Successo per il test di Starship V3

Successo per il test in volo suborbitale della nuova versione della Starship V3,  il veicolo Starship destinato al viaggio verso Luna e Marte. Dopo la separazione dal razzo Super Heavy, la navetta Ship ha proseguito il suo viaggio su una traiettoria stabile, nonostante uno dei suoi sei motori fosse fuori uso. Il volo suborbitale è decollato dalla piattaforma di Starbase, a Boca Chica (Texas),

Lungo il percorso ha rilasciato in un tempo record 20 simulatori Starlink, di dimensioni simili ai satelliti Starlink V3 di nuova generazione e due satelliti modificati ed equipaggiati con telecamere per riprendere lo scudo termico della capsula.

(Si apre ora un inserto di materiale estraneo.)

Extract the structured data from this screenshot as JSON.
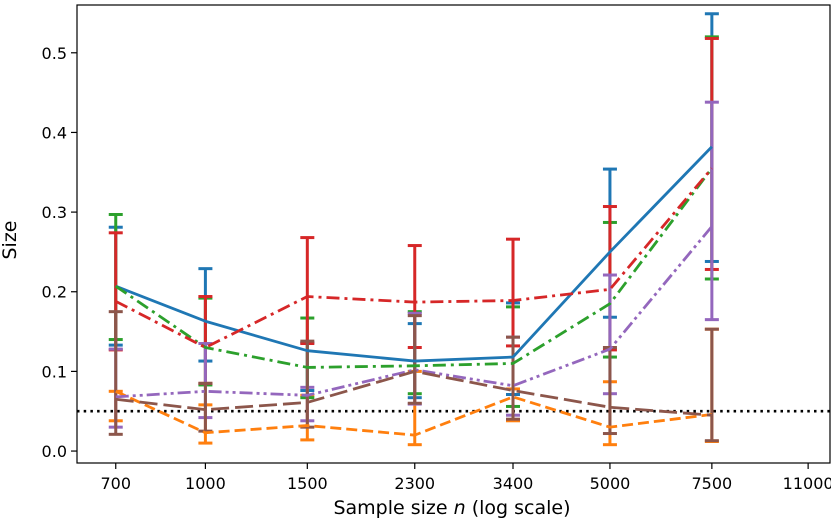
{
  "chart_data": {
    "type": "line",
    "title": "",
    "xlabel_prefix": "Sample size ",
    "xlabel_var": "n",
    "xlabel_suffix": " (log scale)",
    "ylabel": "Size",
    "x_scale": "log",
    "categories": [
      "700",
      "1000",
      "1500",
      "2300",
      "3400",
      "5000",
      "7500",
      "11000"
    ],
    "x": [
      700,
      1000,
      1500,
      2300,
      3400,
      5000,
      7500,
      11000
    ],
    "xlim": [
      600,
      12000
    ],
    "ylim": [
      -0.015,
      0.56
    ],
    "yticks": [
      0.0,
      0.1,
      0.2,
      0.3,
      0.4,
      0.5
    ],
    "ytick_labels": [
      "0.0",
      "0.1",
      "0.2",
      "0.3",
      "0.4",
      "0.5"
    ],
    "reference_line": {
      "y": 0.05,
      "style": "dotted",
      "color": "#000000"
    },
    "series": [
      {
        "name": "series-blue",
        "color": "#1f77b4",
        "dash": "solid",
        "x": [
          700,
          1000,
          1500,
          2300,
          3400,
          5000,
          7500
        ],
        "values": [
          0.207,
          0.163,
          0.126,
          0.113,
          0.118,
          0.25,
          0.382
        ],
        "lower": [
          0.133,
          0.113,
          0.076,
          0.067,
          0.071,
          0.168,
          0.238
        ],
        "upper": [
          0.281,
          0.229,
          0.136,
          0.16,
          0.186,
          0.354,
          0.549
        ]
      },
      {
        "name": "series-orange",
        "color": "#ff7f0e",
        "dash": "dashed",
        "x": [
          700,
          1000,
          1500,
          2300,
          3400,
          5000,
          7500
        ],
        "values": [
          0.075,
          0.023,
          0.032,
          0.02,
          0.068,
          0.03,
          0.046
        ],
        "lower": [
          0.038,
          0.01,
          0.014,
          0.008,
          0.038,
          0.008,
          0.012
        ],
        "upper": [
          0.075,
          0.058,
          0.07,
          0.1,
          0.078,
          0.087,
          0.153
        ]
      },
      {
        "name": "series-green",
        "color": "#2ca02c",
        "dash": "dashdot",
        "x": [
          700,
          1000,
          1500,
          2300,
          3400,
          5000,
          7500
        ],
        "values": [
          0.207,
          0.13,
          0.105,
          0.107,
          0.11,
          0.185,
          0.355
        ],
        "lower": [
          0.14,
          0.083,
          0.067,
          0.072,
          0.056,
          0.118,
          0.216
        ],
        "upper": [
          0.297,
          0.192,
          0.167,
          0.175,
          0.181,
          0.287,
          0.52
        ]
      },
      {
        "name": "series-red",
        "color": "#d62728",
        "dash": "dashdot",
        "x": [
          700,
          1000,
          1500,
          2300,
          3400,
          5000,
          7500
        ],
        "values": [
          0.188,
          0.13,
          0.194,
          0.187,
          0.189,
          0.203,
          0.355
        ],
        "lower": [
          0.127,
          0.085,
          0.135,
          0.13,
          0.132,
          0.127,
          0.228
        ],
        "upper": [
          0.274,
          0.194,
          0.268,
          0.258,
          0.266,
          0.307,
          0.518
        ]
      },
      {
        "name": "series-purple",
        "color": "#9467bd",
        "dash": "dashdotdot",
        "x": [
          700,
          1000,
          1500,
          2300,
          3400,
          5000,
          7500
        ],
        "values": [
          0.068,
          0.075,
          0.07,
          0.102,
          0.082,
          0.128,
          0.282
        ],
        "lower": [
          0.03,
          0.042,
          0.038,
          0.059,
          0.045,
          0.072,
          0.165
        ],
        "upper": [
          0.128,
          0.135,
          0.08,
          0.173,
          0.143,
          0.221,
          0.438
        ]
      },
      {
        "name": "series-brown",
        "color": "#8c564b",
        "dash": "longdash",
        "x": [
          700,
          1000,
          1500,
          2300,
          3400,
          5000,
          7500
        ],
        "values": [
          0.065,
          0.052,
          0.061,
          0.1,
          0.076,
          0.055,
          0.045
        ],
        "lower": [
          0.021,
          0.025,
          0.03,
          0.06,
          0.04,
          0.022,
          0.013
        ],
        "upper": [
          0.175,
          0.085,
          0.138,
          0.17,
          0.143,
          0.13,
          0.153
        ]
      }
    ]
  }
}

Si è così aperto ufficialmente un nuovo capitolo dell’esplorazione spaziale con il lancio di Starship V3, Questo dodicesimo tentativo segue gli 11 test precedenti, segnando un netto salto generazionale. Le modifiche hanno interessato il booster Super Heavy, la navetta Ship e i motori Raptor.

Il successo di questa missione è considerato fondamentale non solo per l’azienda di Elon Musk, ma anche per la NASA, che attende Starship come elemento chiave per le prossime tappe del programma lunare Artemis.